When Noem introduced the rule, she emphasized the need to protect mothers and unborn babies after the Biden administration disregarded the dangers of the abortion drug mifepristone and began allowing abortion businesses to sell it through the mail without ever seeing the woman in person.
Mifepristone is used to abort unborn babies up to 10 weeks of pregnancy. It blocks the hormone progesterone and basically starves the baby to death. For decades, the FDA required that abortionists provide the drug in-person after a medical examination because of its high risks. In December, however, the Biden administration got rid of the in-person requirement and began allowing the drug to be sold through the mail.
In response, a number of states are taking action this year to protect women’s safety by banning mail-order abortions.
The FDA has linked the abortion drug to at least 24 women’s deaths and 4,000 serious complications between 2000 and 2018. However, under President Barack Obama, the FDA stopped requiring that non-fatal complications from mifepristone be reported.

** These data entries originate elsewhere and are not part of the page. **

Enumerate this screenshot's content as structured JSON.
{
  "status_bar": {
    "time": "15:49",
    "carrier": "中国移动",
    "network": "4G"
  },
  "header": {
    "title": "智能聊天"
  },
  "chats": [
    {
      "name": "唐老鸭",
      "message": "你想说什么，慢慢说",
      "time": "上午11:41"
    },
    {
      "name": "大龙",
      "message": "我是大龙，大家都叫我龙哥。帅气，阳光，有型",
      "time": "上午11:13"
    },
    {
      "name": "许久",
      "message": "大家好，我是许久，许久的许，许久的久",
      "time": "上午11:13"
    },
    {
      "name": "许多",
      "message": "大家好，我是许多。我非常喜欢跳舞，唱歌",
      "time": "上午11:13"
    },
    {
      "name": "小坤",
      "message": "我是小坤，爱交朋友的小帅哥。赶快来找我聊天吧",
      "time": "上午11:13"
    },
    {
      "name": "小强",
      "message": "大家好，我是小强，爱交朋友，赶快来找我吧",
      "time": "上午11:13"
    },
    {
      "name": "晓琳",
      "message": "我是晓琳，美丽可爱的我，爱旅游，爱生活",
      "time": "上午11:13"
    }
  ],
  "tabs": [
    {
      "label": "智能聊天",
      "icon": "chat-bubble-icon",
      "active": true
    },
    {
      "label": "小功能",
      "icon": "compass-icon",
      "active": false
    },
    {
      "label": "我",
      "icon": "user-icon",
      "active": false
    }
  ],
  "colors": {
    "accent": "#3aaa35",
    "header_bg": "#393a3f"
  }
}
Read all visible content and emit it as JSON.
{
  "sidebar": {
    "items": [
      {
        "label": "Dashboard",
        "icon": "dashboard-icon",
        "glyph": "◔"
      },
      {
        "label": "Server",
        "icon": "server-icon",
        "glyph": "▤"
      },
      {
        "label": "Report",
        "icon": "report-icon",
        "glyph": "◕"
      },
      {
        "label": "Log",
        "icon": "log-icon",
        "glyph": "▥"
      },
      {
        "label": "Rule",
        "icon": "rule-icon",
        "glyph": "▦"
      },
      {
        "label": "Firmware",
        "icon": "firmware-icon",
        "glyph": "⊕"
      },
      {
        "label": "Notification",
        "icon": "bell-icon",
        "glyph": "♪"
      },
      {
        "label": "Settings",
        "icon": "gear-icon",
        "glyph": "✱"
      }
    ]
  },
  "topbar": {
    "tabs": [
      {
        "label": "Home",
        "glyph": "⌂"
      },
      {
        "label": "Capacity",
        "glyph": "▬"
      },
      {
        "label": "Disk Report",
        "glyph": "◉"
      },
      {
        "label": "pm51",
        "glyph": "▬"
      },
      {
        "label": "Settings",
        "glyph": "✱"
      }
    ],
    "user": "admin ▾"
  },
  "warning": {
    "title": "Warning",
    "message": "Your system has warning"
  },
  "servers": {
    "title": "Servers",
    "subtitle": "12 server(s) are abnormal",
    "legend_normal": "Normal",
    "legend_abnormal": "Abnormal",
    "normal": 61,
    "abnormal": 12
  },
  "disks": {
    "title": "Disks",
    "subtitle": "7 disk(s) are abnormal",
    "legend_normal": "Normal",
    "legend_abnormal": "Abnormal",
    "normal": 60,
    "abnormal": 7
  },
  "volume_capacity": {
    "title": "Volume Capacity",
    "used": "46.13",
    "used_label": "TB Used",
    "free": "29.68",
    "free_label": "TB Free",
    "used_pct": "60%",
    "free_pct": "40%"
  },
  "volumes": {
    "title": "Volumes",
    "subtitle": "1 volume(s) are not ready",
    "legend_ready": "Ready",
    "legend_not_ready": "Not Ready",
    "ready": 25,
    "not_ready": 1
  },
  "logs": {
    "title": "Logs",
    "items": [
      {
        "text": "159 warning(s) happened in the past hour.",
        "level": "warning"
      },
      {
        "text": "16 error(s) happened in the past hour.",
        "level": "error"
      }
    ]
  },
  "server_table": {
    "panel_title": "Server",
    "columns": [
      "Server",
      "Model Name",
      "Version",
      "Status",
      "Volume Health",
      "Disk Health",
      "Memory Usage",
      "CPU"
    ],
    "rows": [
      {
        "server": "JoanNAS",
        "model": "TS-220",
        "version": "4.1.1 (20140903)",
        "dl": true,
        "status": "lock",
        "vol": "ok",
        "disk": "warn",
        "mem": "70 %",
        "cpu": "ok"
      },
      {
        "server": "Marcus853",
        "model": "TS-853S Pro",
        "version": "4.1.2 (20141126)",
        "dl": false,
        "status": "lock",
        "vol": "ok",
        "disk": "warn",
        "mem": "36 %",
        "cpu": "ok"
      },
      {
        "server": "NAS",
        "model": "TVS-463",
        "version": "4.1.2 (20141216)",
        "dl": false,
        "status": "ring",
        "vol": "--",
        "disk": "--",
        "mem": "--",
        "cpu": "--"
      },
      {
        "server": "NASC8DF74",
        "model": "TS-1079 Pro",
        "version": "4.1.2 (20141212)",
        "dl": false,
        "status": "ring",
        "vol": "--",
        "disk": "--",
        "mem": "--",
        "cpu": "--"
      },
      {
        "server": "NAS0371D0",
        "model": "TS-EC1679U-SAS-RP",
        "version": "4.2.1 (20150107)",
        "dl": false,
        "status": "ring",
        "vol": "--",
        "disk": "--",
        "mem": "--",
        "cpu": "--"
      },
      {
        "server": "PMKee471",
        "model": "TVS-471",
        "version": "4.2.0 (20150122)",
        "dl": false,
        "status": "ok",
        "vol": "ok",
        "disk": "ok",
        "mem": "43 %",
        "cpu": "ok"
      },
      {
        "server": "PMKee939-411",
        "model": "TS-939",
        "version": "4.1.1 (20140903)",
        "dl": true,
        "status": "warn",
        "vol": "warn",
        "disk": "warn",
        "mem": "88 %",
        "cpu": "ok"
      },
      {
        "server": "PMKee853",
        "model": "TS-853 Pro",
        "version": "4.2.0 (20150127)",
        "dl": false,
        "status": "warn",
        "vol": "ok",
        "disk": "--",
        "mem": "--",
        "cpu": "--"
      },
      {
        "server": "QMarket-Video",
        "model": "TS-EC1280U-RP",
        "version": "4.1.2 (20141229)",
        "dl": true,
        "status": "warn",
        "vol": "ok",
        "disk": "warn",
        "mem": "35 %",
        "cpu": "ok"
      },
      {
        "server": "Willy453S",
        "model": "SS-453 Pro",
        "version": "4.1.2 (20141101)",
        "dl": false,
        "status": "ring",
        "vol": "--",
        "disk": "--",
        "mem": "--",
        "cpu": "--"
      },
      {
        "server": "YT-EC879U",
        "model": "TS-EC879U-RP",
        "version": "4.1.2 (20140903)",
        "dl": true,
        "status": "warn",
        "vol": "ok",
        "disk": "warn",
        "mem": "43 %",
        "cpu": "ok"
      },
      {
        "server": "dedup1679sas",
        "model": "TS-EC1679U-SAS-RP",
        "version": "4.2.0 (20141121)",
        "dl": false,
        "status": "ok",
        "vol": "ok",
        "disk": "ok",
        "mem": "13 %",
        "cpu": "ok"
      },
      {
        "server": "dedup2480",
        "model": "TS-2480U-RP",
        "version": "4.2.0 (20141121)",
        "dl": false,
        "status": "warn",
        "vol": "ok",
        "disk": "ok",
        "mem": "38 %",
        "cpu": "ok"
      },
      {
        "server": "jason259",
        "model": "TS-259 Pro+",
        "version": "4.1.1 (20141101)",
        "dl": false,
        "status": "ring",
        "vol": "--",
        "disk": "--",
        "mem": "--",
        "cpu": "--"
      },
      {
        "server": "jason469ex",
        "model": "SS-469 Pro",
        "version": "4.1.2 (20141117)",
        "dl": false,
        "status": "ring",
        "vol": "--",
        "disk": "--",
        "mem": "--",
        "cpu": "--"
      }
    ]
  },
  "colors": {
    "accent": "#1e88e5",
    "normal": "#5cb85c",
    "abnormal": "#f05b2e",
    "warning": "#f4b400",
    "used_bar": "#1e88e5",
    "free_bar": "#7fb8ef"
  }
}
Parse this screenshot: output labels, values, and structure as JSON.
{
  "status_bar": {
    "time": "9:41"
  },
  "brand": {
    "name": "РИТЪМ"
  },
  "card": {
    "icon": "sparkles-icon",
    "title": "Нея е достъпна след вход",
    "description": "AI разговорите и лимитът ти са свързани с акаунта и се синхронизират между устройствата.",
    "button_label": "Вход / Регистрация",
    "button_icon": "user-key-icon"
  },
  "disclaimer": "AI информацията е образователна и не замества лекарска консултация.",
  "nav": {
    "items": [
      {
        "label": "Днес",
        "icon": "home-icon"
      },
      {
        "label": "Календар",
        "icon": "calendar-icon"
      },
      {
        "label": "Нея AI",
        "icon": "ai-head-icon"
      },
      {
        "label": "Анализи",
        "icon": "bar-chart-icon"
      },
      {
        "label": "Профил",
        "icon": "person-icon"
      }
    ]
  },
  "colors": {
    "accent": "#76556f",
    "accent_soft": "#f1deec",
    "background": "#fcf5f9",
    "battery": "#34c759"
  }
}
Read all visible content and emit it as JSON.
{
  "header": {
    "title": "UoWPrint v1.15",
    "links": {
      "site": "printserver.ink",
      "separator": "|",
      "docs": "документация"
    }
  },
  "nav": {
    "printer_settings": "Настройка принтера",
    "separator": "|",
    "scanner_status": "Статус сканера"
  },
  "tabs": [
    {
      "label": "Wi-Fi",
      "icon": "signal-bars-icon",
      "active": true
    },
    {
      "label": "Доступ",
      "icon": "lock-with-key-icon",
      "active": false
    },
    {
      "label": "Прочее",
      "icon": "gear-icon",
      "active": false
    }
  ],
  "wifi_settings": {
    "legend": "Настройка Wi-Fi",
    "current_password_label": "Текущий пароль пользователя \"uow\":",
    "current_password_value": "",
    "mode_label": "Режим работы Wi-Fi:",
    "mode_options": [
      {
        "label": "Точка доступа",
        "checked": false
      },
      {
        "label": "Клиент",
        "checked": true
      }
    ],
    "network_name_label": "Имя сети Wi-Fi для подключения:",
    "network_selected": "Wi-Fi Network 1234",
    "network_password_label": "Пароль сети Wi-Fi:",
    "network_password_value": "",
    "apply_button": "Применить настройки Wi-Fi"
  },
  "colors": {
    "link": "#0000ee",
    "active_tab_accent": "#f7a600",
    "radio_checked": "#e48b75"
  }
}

So the numbers almost certainly are much higher.
Studies indicate the risks of the abortion drug are much more common than what abortion activists often claim, with as many as one in 17 women requiring hospital treatment.
A recent study by the Charlotte Lozier Institute found that the rate of abortion-related emergency room visits by women taking the abortion drug increased more than 500 percent between 2002 and 2015.
Meanwhile, in the United Kingdom, new government health data shows a massive hospitalization rate due to abortion drugs after the government began allowing mail-order abortion drugs in 2020. According to the data, more than 10,000 women who received the abortion drugs by mail needed hospital treatment in 2020, or about one in 17 women.
A 2009 study “Immediate Complications After Medical Compared With Surgical Termination of Pregnancy,” in “Obstetrics and Gynecology” found a complication rate of approximately 20 percent for the abortion drugs compared to 5.6 percent for surgical abortions. Hemorrhages and incomplete abortions were among the most common complications.